The group's chair, Sunny Kaushal, has become the group’s lightning rod, having never really been proven guilty of anything by his critics but almost always in the firing line. At least one of the group's five members has quit over personal differences with him. But much of the hullaballoo has really been over his payout. Once you strip all the political noise away, the issue comes down to something simpler: does Kaushal really needed to work so much as part of this role?
That question matters because he is being paid $920 for every day he bills the taxpayer. An official estimate indicates only about two in 100 salaried New Zealanders earn that much or more. Yes, Kaushal is more like a consultant and not on a full-time salary (hence the higher fee), but still.

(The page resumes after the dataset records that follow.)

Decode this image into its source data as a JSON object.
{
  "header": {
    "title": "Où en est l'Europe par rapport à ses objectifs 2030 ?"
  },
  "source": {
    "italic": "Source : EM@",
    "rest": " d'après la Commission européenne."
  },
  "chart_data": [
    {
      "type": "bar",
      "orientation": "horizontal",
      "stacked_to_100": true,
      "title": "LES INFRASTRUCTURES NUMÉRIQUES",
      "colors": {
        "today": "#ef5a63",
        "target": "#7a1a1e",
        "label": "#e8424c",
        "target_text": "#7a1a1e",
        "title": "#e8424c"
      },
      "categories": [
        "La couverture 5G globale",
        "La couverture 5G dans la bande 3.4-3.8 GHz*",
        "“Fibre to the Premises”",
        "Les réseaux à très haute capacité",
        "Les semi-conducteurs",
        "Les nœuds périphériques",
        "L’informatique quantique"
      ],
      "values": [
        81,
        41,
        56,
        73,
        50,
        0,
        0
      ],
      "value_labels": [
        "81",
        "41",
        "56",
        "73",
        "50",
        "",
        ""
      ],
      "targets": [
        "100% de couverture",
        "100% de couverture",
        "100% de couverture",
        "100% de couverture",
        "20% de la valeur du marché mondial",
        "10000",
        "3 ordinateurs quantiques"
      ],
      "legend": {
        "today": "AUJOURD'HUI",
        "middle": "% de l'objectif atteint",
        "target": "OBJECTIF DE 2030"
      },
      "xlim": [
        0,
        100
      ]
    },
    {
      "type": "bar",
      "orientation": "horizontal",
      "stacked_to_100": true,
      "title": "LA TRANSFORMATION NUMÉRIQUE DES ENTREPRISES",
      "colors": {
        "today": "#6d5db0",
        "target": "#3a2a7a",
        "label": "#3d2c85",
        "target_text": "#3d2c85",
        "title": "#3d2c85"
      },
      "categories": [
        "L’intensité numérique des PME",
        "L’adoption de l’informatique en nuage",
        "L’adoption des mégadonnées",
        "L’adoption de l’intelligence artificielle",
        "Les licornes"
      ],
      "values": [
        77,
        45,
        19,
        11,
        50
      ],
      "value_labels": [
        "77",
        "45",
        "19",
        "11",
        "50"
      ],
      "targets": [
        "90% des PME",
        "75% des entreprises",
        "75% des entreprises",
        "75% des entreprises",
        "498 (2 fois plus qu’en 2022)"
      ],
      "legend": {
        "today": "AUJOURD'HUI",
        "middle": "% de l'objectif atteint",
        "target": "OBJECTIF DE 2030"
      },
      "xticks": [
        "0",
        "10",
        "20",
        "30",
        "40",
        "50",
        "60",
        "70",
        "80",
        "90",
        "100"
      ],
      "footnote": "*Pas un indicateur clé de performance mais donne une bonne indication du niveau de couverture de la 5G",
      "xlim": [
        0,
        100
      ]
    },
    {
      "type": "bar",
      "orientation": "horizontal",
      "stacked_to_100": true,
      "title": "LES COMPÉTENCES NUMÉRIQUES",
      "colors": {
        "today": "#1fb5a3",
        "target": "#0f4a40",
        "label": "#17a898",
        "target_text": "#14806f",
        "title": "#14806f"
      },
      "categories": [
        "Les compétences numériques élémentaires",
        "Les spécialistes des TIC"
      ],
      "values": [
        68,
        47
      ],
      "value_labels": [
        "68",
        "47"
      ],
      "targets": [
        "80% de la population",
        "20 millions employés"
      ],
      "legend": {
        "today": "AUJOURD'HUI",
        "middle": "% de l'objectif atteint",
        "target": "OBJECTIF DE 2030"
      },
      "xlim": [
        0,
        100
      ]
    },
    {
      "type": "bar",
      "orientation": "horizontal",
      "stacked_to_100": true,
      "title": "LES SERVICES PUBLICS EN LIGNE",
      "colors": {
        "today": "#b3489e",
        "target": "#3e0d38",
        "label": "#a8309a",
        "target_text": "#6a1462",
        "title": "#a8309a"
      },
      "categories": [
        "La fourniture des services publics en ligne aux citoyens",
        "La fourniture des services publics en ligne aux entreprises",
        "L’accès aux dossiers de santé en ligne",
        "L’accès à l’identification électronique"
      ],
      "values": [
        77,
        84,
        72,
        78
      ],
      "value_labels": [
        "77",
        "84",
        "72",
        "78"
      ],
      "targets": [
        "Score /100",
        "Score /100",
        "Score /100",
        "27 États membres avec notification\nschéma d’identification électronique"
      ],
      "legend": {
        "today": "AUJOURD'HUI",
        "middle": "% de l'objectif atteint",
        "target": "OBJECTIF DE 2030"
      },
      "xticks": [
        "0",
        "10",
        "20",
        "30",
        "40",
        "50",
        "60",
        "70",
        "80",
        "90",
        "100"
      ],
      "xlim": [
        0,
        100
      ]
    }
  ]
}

Announced in July 2024, the group was funded from the Proceeds of Crime fund with a budget of $1.8 million per year for two years. The group had spent $888,024 in the 2024/25 financial year, according to this report in NZ Herald. Between July and December this year, it spent $934,146, bringing the overall expenditure to $1,822,170.
That alone explains the public shock and awe. But it doesn’t really answer whether there's anything wrong with it. To get there, it helps to understand what this group is (and what it isn’t). It's an advisory group. It does not run an agency. It does not make decisions. It does not compel evidence or hold hearings. Its job is to advise ministers.
Groups like this are classified as ‘Group D’ in the official cabinet framework. They sit inside a long-standing government tradition that pays people by the day for advisory work. Kaushal's group falls into the same broad category as everything from expert panels to Royal Commissions. That sounds odd, but group nomenclature reflects how bodies are appointed, not how much power they wield.
Group D entities are further classified into different levels, based on the complexity of work and other parameters. Kaushal’s group is placed in Level 1, the top tier of that system. That classification affords the Chair a daily rate of between $770 and $1,645. Kaushal’s fee of $920 a day (approved by the justice minister) is towards the lower end of the permitted range.
So, the rate itself isn’t the problem. What the Labour Party has called into question (often without proper context) is the total payout Kaushal has actually received. As per this RNZ report, Kaushal billed about $230,000 for his first year of work. That means he worked 250 days, the maximum his government contract allows.
For an advisory group, that is a lot. Consolidated data on the operational details of similar Group D entities is generally not publicly available. But various online reports indicate most advisory groups meet periodically. Their chairs bill a handful of days each month. They read papers, attend meetings, write advice, then step back. They don’t usually operate week after week at near-continuous intensity.
That level of engagement is more typical of Royal Commissions and statutory inquiries – also Group D entities – but they hold hearings, manage evidence, and work almost full-time for long stretches. Those chairs routinely work well over 100 days a year because the job demands it.
Kaushal’s group isn't an inquiry. But the workload looks like one. That’s the tension at the heart of this story. Not a secret salary. Not rule-breaking. Not personal behaviour. Seen that way, the real question becomes straightforward: if this was an advisory group, did it need to operate at inquiry-level intensity?